KTGB'den Gazeteci Akter'in Türkiye'ye Sokulmaması Konusunda Açıklama Geldi

KTGB'den Gazeteci Akter'in Türkiye'ye Sokulmaması Konusunda Açıklama Geldi

KTGB’den gazeteci Akter’in Türkiye’ye sokulmaması konusunda açıklama…

Bu kez de Aysu Basri Akter… Sırada kim var?

Bundan yaklaşık bir yıl önce; 4. Cumhurbaşkanı Mustafa Akıncı’nın basın ve iletişim danışmanı Ali Bizden ile araştırmacı yazar Ahmet An’ın milli güvenliğe zararlı oldukları gerekçesiyle Türkiye’ye alınmamasıyla başlayan süreçte, bu kez gazeteci Aysu Basri Akter’in girişine izin verilmedi. Çocukları ve eşiyle birlikte tatil yapmak amacıyla Antalya’ya giden eski Bayrak Radyo Televizyon Kurumu Müdürü, Gazeteci Aysu Basri Akter’in
Türkiye’ye alınmaması, halkımızı tedirgin eden sürecin son örneğidir. Gazetecilerin hangi gerekçeyle olursa olsun bir ülkeye girişine engel olunması, ifade ve basın özgürlüğüne darbedir, korku devleti yaratmaya yönelik ciddi bir hamledir.

Kamuoyunda “yasaklılar listesi” olarak anılan ve son olarak Aysu Basri Akter’in çocuklarının gözünün önünde uğradığı haksız muameleyi de; bir gazetecinin geçerli bir neden gösterilmeden seyahat özgürlüğünün kısıtlanmasını da kabul etmiyoruz!

Antalya Havalimanı’nda polis tarafından kendisine daha önceki örneklerden farklı olarak G82 değil bu kez N82 kodlu gerekçe sunulan Akter’in; 19 saat boyunca sağlıksız koşullarda bir nezarethanede tutulması; parasını ödemeyi
teklif etmiş olsa da ilk uçakla değil, sabaha kadar bekletilerek ülkesine gönderilmesi, yapılanların artık psikolojik işkence boyutuna ulaşmış olduğunun göstergesidir.

Yaratılmak istenen bu korku imparatorluğu karşısında, kendi yurttaşlarının, gazetecilerin seyahat özgürlüğünü kısıtlayan bu uygulamalar hakkında Cumhurbaşkanlığı, Başbakanlık ve Dışişleri Bakanlığı’nı dirayetli duruş
sergilemeye ve vatandaşlarının haklarını savunmaya davet ederiz.

Unutulmamalıdır ki, Türkiye’ye alınmama olaylarındaki her örnek, halkın öfkesini ve kırgınlığını artırmaktadır.
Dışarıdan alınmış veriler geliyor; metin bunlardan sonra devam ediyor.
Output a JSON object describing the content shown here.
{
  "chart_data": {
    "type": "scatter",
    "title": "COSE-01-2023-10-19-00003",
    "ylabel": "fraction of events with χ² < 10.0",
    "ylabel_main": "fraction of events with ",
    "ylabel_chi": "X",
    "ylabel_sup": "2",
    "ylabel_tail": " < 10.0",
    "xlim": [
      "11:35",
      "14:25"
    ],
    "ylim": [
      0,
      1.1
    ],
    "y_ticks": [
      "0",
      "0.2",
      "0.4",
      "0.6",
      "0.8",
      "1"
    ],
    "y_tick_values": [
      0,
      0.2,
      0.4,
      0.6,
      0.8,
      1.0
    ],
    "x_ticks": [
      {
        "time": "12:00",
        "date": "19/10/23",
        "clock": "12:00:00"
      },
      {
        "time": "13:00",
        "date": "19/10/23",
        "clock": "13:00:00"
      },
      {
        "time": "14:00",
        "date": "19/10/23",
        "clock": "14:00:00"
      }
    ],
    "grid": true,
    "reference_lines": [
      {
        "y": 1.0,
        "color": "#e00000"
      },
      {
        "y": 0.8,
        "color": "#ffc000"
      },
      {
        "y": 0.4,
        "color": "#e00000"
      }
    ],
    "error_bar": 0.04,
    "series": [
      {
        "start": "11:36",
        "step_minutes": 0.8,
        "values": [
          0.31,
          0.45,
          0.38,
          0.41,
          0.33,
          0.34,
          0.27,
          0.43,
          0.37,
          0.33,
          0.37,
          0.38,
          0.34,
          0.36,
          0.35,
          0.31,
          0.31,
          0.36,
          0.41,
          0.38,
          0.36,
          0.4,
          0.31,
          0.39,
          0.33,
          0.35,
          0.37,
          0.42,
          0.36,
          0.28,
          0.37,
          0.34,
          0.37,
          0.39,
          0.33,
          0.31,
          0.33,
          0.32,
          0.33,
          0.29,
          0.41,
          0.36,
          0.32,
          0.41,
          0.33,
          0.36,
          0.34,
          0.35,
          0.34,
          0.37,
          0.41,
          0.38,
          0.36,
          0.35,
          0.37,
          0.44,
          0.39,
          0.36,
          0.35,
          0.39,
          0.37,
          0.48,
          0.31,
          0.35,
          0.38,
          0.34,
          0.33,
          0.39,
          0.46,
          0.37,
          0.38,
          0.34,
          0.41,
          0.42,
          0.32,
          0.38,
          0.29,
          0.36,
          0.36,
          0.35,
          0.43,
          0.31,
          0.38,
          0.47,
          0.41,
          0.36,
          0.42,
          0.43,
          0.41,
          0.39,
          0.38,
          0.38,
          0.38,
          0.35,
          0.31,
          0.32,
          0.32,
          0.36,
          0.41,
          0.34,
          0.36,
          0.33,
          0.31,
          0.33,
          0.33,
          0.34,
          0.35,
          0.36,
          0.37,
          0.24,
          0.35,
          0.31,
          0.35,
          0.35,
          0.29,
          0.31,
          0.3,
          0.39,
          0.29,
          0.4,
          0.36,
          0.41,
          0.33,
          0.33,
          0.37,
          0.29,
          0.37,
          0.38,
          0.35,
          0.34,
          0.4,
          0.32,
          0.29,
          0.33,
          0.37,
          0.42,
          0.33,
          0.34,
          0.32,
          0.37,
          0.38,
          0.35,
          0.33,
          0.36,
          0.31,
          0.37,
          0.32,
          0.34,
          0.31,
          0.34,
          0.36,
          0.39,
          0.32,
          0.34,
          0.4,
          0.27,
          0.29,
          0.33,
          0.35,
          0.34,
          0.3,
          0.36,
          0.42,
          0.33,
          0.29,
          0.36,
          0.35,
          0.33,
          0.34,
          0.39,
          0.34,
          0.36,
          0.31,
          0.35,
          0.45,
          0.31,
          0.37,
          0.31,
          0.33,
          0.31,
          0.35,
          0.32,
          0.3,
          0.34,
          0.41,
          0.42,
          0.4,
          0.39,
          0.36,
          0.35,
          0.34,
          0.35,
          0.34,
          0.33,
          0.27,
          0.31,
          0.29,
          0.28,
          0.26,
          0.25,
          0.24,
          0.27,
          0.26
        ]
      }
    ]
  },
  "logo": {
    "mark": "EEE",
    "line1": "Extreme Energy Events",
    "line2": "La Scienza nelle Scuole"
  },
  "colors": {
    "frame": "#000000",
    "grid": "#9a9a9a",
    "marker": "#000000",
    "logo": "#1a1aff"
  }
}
Kıbrıs Türk Gazeteciler Birliği, artık rutin hale getirilmek istenen bu durumun sonuna kadar karşısındadır. Yapılanlar; insan haklarına, basın ve ifade özgürlüğüne yönelik bir tehdit olarak görülmektedir. Bu nedenle daha önce de belirttiğimiz gibi; aralarında üyelerimizin de bulunduğu “yasaklı listesi”nin açıklanmasını ve söz konusu listede yer alan gazetecilerin hangi gerekçelerle Türkiye’ye girişlerinin yasaklandığının duyurulmasını bir kez daha talep ediyor; yetkilileri ivedilikle göreve davet ediyoruz.